Donc nous aussi prêtons l’oreille à ses paroles. Si le feu de la passion vous dévore, opposez-lui ces feux éternels ; et, le feu de la passion finira par s’éteindre. Si vous songez à prononcer quelque parole inconvenante, songez au grincement de dents ; et la crainte mettra un frein à votre bouche. Voulez-vous prendre le bien d’autrui, écoutez la terrible sentence du Juge suprême : « Liez-lui les mains et pieds, et jetez-le dans les ténèbres extérieures » ; et vous bannirez le désir des richesses. Vous vous enivrez, vous ne pouvez vaincre cet odieux penchant, écoutez le riche disant à Abraham : « Envoie Lazare, afin qu’avec l’extrémité de son doigt il rafraîchisse ma langue dévorée par l’ardeur des flammes », (Mt. 22,13), sans qu’il puisse rien obtenir ; et votre penchant cédera. C’est l’amour du plaisir qui vous captive, songez aux souffrances, aux angoisses de l’enfer et vous ne songerez plus aux délices d’ici-bas.
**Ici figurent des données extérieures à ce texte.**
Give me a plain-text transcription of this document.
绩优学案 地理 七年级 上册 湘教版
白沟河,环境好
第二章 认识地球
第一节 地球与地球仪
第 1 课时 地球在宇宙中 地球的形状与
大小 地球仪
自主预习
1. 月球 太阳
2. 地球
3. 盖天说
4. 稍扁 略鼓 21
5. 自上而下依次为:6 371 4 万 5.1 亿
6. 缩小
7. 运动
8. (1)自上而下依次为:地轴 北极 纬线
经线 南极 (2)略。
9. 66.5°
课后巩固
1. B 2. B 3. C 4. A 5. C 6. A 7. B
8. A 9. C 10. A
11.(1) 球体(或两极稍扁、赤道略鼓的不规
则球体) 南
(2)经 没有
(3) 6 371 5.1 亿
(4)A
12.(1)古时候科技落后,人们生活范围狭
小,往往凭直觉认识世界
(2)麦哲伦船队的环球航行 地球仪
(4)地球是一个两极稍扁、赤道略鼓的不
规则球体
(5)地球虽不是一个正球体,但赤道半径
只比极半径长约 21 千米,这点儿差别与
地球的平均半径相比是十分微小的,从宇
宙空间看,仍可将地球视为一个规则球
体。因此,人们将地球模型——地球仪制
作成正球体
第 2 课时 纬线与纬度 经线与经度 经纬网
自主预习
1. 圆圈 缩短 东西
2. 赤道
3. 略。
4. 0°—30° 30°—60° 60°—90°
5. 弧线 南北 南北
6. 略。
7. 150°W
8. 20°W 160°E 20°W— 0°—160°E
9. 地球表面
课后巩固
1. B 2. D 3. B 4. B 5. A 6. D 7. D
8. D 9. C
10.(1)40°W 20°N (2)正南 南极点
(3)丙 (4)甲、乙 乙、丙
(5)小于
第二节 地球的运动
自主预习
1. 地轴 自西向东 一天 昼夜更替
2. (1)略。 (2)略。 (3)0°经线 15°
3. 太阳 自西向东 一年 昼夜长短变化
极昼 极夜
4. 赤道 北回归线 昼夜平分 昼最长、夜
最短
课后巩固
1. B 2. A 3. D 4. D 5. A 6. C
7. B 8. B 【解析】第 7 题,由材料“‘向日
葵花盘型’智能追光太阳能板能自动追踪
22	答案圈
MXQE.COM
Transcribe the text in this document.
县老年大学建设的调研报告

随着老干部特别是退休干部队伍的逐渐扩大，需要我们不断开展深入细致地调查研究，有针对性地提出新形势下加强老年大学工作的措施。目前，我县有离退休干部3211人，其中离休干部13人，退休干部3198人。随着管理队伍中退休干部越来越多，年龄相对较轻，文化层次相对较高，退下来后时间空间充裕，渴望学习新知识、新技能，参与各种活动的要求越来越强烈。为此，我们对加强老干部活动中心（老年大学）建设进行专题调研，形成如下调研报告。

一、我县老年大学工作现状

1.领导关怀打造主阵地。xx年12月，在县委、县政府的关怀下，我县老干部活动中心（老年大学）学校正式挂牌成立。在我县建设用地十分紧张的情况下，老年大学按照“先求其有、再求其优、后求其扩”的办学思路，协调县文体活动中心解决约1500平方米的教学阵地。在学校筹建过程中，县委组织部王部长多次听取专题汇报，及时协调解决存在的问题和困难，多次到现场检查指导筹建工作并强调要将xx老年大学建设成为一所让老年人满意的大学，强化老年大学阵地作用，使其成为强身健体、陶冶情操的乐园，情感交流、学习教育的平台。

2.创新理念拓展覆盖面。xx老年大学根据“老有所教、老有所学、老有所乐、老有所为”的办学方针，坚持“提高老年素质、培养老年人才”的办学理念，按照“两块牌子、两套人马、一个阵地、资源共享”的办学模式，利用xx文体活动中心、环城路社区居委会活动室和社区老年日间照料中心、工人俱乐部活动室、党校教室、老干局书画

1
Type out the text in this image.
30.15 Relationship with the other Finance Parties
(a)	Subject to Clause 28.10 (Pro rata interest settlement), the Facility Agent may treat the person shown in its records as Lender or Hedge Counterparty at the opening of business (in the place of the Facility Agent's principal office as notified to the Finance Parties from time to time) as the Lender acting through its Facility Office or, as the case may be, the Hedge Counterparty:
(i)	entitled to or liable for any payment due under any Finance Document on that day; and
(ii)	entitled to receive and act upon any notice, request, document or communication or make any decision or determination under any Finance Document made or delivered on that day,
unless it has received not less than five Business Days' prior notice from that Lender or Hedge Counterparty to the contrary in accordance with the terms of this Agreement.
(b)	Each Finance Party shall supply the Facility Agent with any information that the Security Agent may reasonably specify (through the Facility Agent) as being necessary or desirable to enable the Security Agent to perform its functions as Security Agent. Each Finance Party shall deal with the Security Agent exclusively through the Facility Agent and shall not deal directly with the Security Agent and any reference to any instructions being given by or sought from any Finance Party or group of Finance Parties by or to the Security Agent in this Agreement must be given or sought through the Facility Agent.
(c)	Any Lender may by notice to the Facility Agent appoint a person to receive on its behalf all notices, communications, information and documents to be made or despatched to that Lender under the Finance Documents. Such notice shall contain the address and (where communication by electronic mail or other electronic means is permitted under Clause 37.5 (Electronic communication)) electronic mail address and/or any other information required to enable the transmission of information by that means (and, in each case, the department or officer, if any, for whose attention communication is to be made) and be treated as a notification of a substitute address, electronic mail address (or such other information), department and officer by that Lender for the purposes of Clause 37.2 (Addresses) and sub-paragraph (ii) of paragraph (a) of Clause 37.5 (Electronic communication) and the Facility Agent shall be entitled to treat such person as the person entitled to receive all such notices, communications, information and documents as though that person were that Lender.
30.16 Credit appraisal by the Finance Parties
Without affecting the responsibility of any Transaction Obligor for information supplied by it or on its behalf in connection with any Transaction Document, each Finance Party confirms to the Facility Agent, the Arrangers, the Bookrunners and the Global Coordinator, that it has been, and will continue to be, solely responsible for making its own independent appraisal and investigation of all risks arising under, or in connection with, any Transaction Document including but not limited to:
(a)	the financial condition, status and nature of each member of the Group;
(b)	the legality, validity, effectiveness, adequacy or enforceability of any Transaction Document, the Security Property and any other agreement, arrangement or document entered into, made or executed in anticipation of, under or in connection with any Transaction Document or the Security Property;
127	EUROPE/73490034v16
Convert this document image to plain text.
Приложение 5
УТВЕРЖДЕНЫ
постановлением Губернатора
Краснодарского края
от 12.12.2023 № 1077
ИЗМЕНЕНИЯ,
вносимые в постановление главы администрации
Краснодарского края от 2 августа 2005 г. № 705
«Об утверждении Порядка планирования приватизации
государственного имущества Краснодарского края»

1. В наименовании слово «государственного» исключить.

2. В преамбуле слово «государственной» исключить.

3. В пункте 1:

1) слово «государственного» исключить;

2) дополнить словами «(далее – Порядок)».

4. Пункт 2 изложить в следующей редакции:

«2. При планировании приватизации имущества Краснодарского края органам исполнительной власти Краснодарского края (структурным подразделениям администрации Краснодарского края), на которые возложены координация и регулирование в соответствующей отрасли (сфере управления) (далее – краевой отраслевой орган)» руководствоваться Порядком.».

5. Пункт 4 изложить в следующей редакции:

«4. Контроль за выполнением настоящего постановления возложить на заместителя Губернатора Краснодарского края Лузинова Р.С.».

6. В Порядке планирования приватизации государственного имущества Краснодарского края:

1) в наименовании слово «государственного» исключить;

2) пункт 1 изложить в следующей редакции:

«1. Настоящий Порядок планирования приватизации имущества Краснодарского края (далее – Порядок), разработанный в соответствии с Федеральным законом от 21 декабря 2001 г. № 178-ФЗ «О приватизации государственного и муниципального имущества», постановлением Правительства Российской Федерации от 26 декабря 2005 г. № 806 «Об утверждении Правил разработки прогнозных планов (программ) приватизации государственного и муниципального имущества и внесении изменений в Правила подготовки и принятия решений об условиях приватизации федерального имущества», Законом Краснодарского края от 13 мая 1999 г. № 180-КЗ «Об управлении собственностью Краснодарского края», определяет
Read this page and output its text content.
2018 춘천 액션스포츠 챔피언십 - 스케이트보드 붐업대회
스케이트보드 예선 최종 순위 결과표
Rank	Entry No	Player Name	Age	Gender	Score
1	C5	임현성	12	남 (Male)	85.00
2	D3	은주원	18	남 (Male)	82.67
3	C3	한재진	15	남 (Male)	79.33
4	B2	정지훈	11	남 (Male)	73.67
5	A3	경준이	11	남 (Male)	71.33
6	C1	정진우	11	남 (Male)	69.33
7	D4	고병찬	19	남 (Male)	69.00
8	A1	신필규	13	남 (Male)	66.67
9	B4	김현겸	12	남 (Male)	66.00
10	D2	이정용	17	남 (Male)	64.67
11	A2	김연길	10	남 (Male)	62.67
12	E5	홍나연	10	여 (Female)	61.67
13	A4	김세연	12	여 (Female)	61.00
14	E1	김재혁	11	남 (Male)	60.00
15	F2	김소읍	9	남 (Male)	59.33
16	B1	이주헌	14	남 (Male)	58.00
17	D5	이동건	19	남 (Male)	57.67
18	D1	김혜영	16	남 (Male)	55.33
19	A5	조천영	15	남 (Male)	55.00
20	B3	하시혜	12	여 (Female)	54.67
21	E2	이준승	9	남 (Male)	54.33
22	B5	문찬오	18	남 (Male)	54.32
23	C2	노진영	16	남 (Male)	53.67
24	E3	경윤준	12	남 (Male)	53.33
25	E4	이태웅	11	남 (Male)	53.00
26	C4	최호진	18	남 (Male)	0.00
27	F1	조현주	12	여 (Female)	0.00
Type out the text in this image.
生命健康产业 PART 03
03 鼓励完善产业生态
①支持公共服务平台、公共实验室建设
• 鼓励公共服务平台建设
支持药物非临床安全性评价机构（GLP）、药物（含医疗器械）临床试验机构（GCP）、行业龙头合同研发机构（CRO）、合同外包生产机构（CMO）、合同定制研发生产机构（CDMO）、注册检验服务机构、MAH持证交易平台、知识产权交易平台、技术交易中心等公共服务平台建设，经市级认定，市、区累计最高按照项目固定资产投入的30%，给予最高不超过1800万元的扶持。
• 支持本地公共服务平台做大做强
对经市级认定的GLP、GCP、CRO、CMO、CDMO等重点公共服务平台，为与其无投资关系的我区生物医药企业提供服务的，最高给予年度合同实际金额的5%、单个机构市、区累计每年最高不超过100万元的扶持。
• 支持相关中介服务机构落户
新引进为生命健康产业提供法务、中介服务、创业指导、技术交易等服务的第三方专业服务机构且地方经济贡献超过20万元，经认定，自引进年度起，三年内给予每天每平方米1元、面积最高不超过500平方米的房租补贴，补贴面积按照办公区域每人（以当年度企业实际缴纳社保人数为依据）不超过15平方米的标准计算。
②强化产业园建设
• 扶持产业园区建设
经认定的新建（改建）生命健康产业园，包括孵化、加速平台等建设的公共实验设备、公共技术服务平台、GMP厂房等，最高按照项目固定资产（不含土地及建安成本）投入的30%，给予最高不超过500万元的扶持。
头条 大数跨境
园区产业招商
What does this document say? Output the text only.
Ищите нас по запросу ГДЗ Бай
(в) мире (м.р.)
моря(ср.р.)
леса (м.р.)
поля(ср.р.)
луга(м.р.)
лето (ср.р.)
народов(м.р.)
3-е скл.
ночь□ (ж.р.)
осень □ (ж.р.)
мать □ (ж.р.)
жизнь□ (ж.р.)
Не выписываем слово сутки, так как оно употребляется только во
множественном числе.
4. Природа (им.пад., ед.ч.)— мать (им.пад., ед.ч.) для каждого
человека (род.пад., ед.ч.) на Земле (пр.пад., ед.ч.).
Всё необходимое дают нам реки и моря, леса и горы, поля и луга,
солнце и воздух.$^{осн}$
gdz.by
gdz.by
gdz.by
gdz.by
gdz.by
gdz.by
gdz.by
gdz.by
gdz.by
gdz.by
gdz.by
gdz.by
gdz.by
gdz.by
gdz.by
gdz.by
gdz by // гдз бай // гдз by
Si vous êtes implacable et cruel, rappelez-vous ces vierges folles, qui pour avoir laissé éteindre leurs lampes, furent privées de recevoir l’époux ; et vous deviendrez bientôt miséricordieux-. Vous êtes paresseux et lâche ? Rappelez-vous cet homme qui cache son talent ; et vous serez plus actif que le feu lui-même.
Mais c’est la soif du bien d’autrui qui vous dévore ? Songez à ce ver qui ne meurt point ; vous guérirez vite de cette maladie et vous accomplirez aisément toute la loi de Dieu. Car elle ne nous impose rien de pénible ni d’insupportable. Comment se fait-il donc que les préceptes du Seigneur nous paraissent si lourds ? Notre indolence en est la cause. Ayons un peu d’ardeur, et, ils nous deviendront légers et faciles. Mais si nous sommes lâches, ces préceptes si légers nous paraîtront difficiles à accomplir.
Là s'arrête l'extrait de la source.